Agathe graduated from Concordia University with a Bachelor of Fine Arts (Studio Arts), and is currently pursuing a Bachelor of Education (Special Education) at UQÀM.

Ranime El Morry, Just a Lookalike, acrylic paint on canvas, 16 x 20 inches

Ranime El Morry is an international student from Egypt who came to Tiohtià:ke/Montreal to study Studio Art at Concordia University.

She comes from a background in drawing, focusing mainly on figurative representations, which are also reflected in her painting practice. She chooses to depict subject matter that revolves around the question of identity and how it can present itself in various ways. Her work is often retrospective, with a fusion of comfort and uneasiness, manifested by a diverse colour palette. The scenery in her paintings takes place in the void inside of her head that often latches onto one of the many fleeting feelings that have an impact on her psyche.

Her goal is for the connection between the audience and the artwork, whether it be light or intense, to bring a wave of familiarity to some extent, all while inviting the viewer to future introspection.
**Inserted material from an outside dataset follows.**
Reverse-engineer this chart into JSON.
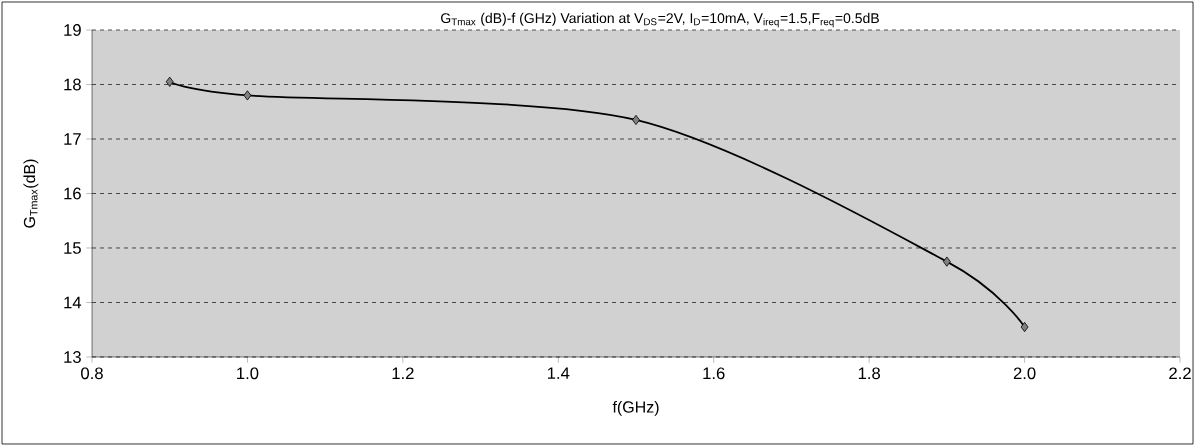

"Just a Lookalike” showcases a detailed representation of a mask. The mask appears to be made out of a paperlike texture, molded and folded over a face to show vague protruding facial features. El Morry have made this painting to try and express autistic masking and the effect it has on her. Masking her mannerisms, her authentic self, her reactions, and who she really is in order to not stand out to society and face the pain. The paper mask is supposed to represent her face, but it does not actually resemble the artist at all. The disposable paper is ever-changing to adapt to different environments and people, but it is still paper that can be easily torn. Although it knows that it is fragile, the mask feels like steel, and it is difficult to unmask around people, just as it is exhausting for El Morry to not be authentic and reveal who she actually is.